Les chrétiens ont une visée fondamentalement missionnaire. Ils sont donc en principe favorables à toute traduction. Leur Bible fondatrice, la Septante grecque, est d’ailleurs une traduction.

La Bible juive a été écrite en langue hébraïque. Selon une légende fameuse remontant au IIème siècle av. J.-C., chez les Juifs d’Egypte, la traduction grecque de la  Bible, la première de toutes, est l’œuvre simultanée de 72 (septante-deux ou soixante-douze) savants venus de Jérusalem à  Alexandrie (en Egypte) : chacun séparément traduit le texte sacré d’une façon rigoureusement identique à celle de tous les autres. Les Pères de l’Eglise homologuent et diffusent cette histoire. Les chrétiens des premiers siècles instituent le mot latin  « septuaginta », soixante-dix, comme titre global de la Bible grecque. Aujourd’hui, on appelle toujours « Septante » la totalité de l’Ancien  Testament grec.[4]

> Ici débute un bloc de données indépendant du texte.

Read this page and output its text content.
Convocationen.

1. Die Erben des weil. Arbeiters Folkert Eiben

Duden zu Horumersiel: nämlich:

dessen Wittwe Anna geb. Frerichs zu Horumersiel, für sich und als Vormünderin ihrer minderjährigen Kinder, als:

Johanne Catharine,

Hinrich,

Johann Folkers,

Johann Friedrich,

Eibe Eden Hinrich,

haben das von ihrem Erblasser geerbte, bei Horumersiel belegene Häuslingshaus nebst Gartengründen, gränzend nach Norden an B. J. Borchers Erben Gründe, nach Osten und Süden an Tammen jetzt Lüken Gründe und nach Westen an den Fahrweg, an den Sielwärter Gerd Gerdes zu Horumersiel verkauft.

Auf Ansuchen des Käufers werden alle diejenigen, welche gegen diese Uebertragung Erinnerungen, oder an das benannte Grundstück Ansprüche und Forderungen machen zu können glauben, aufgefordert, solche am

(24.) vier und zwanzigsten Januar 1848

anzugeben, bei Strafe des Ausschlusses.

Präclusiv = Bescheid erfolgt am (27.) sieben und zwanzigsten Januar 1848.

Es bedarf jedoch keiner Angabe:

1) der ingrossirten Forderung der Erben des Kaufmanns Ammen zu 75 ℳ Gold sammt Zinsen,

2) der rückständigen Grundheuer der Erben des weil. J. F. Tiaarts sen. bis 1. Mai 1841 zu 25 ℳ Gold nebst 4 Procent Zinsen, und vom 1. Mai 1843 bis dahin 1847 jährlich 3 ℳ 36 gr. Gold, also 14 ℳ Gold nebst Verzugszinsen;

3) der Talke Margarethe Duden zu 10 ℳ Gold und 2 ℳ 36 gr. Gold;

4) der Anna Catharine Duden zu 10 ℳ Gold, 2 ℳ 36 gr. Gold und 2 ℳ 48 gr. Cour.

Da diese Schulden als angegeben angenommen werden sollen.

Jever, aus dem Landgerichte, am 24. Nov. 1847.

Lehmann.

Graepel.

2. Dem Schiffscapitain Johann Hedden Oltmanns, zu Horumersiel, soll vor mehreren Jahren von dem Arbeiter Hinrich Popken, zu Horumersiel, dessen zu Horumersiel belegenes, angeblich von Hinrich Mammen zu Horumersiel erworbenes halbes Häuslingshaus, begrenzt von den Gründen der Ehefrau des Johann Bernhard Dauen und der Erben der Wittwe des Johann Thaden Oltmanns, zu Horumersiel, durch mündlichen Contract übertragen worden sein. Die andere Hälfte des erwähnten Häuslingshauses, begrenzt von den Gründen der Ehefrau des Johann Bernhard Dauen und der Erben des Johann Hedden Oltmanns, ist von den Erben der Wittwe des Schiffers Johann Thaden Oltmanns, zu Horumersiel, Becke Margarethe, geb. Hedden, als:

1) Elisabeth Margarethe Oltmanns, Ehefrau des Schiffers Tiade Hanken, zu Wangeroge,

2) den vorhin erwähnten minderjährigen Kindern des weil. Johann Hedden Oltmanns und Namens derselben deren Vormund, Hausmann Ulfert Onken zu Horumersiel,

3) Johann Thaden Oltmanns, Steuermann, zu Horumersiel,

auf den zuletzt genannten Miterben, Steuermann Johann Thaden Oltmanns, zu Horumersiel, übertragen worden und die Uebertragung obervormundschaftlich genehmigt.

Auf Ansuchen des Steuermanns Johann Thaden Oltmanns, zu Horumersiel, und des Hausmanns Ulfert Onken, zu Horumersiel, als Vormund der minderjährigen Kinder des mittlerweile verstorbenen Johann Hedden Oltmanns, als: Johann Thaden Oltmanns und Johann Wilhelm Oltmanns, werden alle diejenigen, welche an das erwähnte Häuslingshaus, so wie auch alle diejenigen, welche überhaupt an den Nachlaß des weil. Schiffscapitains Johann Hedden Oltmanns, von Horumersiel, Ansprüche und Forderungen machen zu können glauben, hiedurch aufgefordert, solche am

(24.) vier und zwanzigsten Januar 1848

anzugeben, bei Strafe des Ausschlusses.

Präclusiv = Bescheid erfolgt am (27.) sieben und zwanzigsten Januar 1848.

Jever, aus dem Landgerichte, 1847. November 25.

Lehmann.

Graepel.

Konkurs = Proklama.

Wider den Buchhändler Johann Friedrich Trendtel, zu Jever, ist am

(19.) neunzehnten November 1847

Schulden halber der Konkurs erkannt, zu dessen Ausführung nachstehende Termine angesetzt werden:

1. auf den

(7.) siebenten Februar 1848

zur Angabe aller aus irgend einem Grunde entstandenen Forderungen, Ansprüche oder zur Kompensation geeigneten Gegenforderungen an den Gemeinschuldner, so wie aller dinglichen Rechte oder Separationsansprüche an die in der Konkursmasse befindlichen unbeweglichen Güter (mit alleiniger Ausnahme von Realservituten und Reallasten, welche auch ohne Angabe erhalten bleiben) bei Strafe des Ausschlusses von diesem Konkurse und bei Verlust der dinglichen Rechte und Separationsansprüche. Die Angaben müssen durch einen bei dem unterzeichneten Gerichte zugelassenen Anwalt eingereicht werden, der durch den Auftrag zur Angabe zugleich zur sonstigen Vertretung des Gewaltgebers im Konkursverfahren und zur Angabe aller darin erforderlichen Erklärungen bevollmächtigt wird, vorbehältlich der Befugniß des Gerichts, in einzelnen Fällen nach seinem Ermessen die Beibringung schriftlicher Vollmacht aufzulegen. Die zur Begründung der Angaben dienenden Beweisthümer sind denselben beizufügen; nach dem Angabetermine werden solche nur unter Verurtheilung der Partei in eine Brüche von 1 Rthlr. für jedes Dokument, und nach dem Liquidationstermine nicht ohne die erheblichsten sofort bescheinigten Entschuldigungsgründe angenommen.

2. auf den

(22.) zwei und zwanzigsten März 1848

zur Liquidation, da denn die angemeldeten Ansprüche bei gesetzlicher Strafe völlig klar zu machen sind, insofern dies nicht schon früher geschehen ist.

  • Les chrétiens adoptent d’emblée la Bible grecque. Ils la traduisent ensuite en plusieurs autres langues.  Après le désastre de 70  et la ruine du Temple, les juifs la tiennent dès lors à distance.
  • La Bible grecque ou la Septante est la mère des  Bibles chrétiennes. En effet, du 1er siècle au 9ème  siècle, la Septante sert de matrice à bien d’autres Bibles, qui en sont directement issues.
  • La traduction latine devient vite une nécessité pour les chrétiens, chez qui le grec n’est plus la langue exclusive pour la communication et le culte. On la réalise à partir du grec, d’abord en Afrique du Nord, ensuite dans la  Gaule méridionale, puis à Rome.
  • La constitution de la  Vulgate et son long destin.

Saint Jérôme (342-420) ouvre le destin occidental de la Bible à son espace décisif. Aménagées et complétées sous le nom de « Vulgate », les Ecritures latines dont il est le père imposent leur autorité en Occident jusqu’au milieu du XXème siècle. Jérôme a traduit la Bible dans l’intention d’instaurer la « vérité hébraïque ». Persuadé que  « là où il y a diversité il ne peut y a voir vérité », Jérôme formule sa théorie de la traduction bâtie sur le principe de la veritas hebraica. L’hébreu est pour lui la « mère de toutes les langues », les lettres de l’alphabet étant vingt-deux comme les livres de la Bible hébraïque. Il a un opposant de marque en Augustin, évêque d’Hippone (+ 430) qui, contrairement à lui, affirme que le texte de la Septante est lui-même « inspiré ».

Malgré des oppositions, la Bible de Jérôme l’emporte sur toute autre en Occident.

Sous le pape Grégoire le Grand (+604), la Vulgate est adoptée majoritairement à Rome ; de là, elle s’impose ensuite en Espagne et en Angleterre. En 1546, le concile de Trente déclare son texte  authenticus (« authentique », dans le sens d’ « officiel ») et définit la liste complète de ses livres comme « canonique ».

Des siècles durant, jusqu’au seuil du 20ème siècle chez les catholiques, les traductions dans les langues modernes sont faites à partir d’elle.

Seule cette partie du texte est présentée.